Once again, we’re fighting over the cross. God forgive us.


The Supreme Court recently heard arguments from a Maryland case involving a 40-foot cross that was constructed by the American Legion in 1925 as a memorial to veterans of the First World War. The original complaint came from the American Humanist Association in 2014, who argued that the cross breached the “establishment clause” of the first amendment: “Congress shall make no law respecting an establishment of religion…”

The district court rejected this argument, upholding the right of the city to maintain the cross on public ground. (The city has reportedly spent $100,000 since 1985 to maintain the monument.) I wonder, would we affirm $100,000 in government/tax support of an Islamic memorial or a Humanist memorial? But in 2017 an appellate court sided with the American Humanists, reversing the lower court’s decision, citing government entanglement with religion.

That’s how we got here. What ought to concern us is where we are going.

The Supreme Court is expected to rule on the matter in June, and early indications favor the high court reversing the appellate decision and again upholding the cross – but no decision will settle the church/state arguments that have been brewing since, well, since Jesus said, “Render Caesar the things that are Caesar’s and to God the things that are God’s.”

On the one side are those who argue with Justice Elena Kagan that “in such a case the particular religious content of a cross could be "stripped of" significance” (Ariane de Vogue, CNN Supreme Court Reporter, February 27, 2019).

By this argument, the government isn’t advocating for Christian religion because the cross has become just a monument to war dead. By its acceptance as a cultural icon, a symbol of memorial, the cross has no specifically religious content. Therefore, the government can support and maintain such a monument using Christian (and Jewish and Muslim and Humanist) tax dollars. It’s not a Christian symbol. It’s a secular monument.

On the other side are the Baptists, like me, who agree with Kagan’s argument – and who stand deeply offended by that same argument. I am concerned by the implication that in ANY case the particular religious content of the cross could be stripped of significance!

I know these are difficult arguments, and I realize that a lot of folks will not understand a Baptist minister siding with the American Humanist Association – but Baptists have always been strange that way! From the very beginning, as misunderstood as they have often been, Baptists have insisted on religious liberty: full, free, unabashed, all-encompassing liberty.

Before he was exiled from the colonies, where religious leaders were already trying to re-establish a State Church like they had had in England, the very first Baptist in this country, Roger Williams, demanded freedom.

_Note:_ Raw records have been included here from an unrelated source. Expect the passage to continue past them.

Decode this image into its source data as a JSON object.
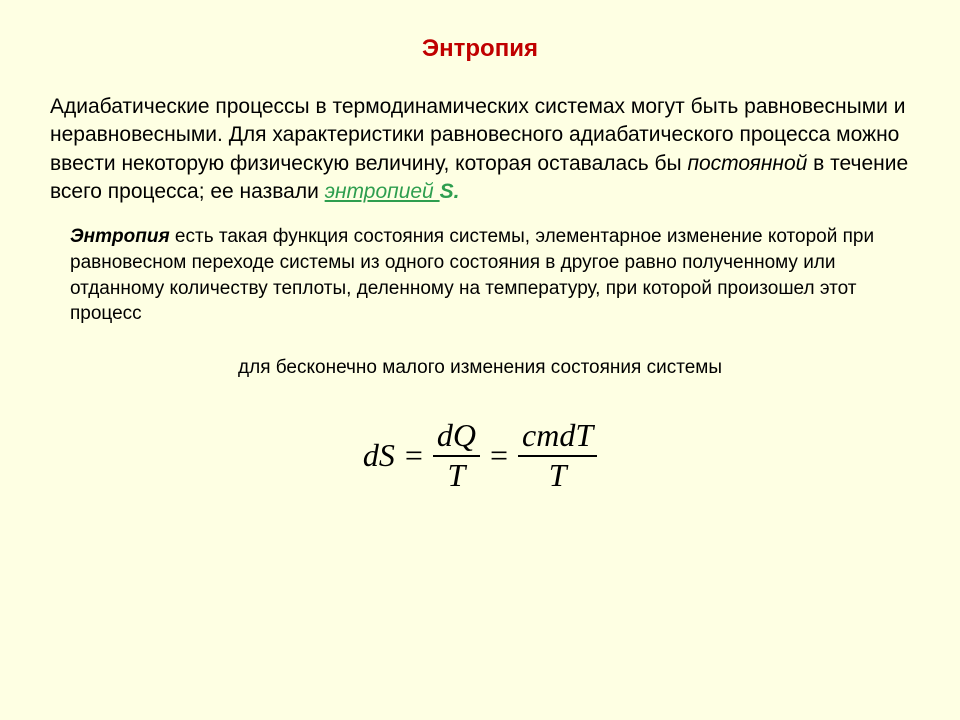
{
  "title": "Энтропия",
  "para1_a": "Адиабатические процессы в термодинамических системах могут быть равновесными и неравновесными. Для характеристики равновесного адиабатического процесса можно ввести некоторую физическую величину, которая оставалась бы ",
  "para1_italic": "постоянной",
  "para1_b": " в течение всего процесса; ее назвали ",
  "para1_link": "энтропией ",
  "para1_s": "S.",
  "para2_boldstart": "Энтропия",
  "para2_rest": " есть такая функция состояния системы, элементарное изменение которой при равновесном переходе системы из одного состояния в другое равно полученному или отданному количеству теплоты, деленному на температуру, при которой произошел этот процесс",
  "para3": "для бесконечно малого изменения состояния системы",
  "formula": {
    "lhs": "dS",
    "eq": "=",
    "frac1_num": "dQ",
    "frac1_den": "T",
    "frac2_num": "cmdT",
    "frac2_den": "T"
  }
}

Williams argued: let the Papists be Papists (Catholics), the Turks be Turks (Muslims), the Jews be Jews, and let the natives practice their own brand of religion, whatever it be. Williams wasn’t understood either, but in no small measure, due to the insistence of Williams and other early Baptists, religious liberty is a cherished value in this country today, and is ensconced in the first amendment to our constitution.

In one of the most famous Baptist speeches in U.S. History, George W. Truett, a Baptist pastor from Dallas stood on the steps of the U.S. Capital on May 16, 1920, and articulated the Baptist standard. Included his powerful remarks is this steadfast conviction:

“Our contention is not for mere toleration, but for absolute liberty. There is a wide difference between toleration and liberty… Toleration is a concession, while liberty is a right. Toleration is a matter of expediency, while liberty is a matter of principle…. It is the consistent and insistent contention of our Baptist people, always and everywhere, that religion must be forever voluntary and un-coerced, and that it is not the prerogative of any power, whether civil or ecclesiastical, to compel [people] to conform to any religious creed or form of worship, or to pay taxes for the support of a religious organization to which they do not believe. God wants free worshippers and no other kind. …”

There is a lot at stake in this argument over the cross. There is the historic affirmation: religious liberty means freedom for all people, religious and non-religious, alike. This is not just a Baptist principle, it’s at the heart of this nation’s bold, unique experiment with freedom. 

And there is the Christian affirmation: we ought to stand firm in our belief that the cross is NOT a relic of history, NOT a cultural icon, NOT a war memorial.

If the way we justify the support of a 40-foot cross in Maryland, or any religious icon in this free land, is to strip it of any specifically religious significance – then we ought to at least be aware what we are losing in the process.

That is a concession this Baptist is not willing to make, so I happily side with the Humanists on this one.


(Dr. Russ Dean is a graduate of Clinton High School. He and his wife, Rev. Amy Jacks Dean, also a CHS graduate, are co-pastors of Park Road Baptist Church in Charlotte.)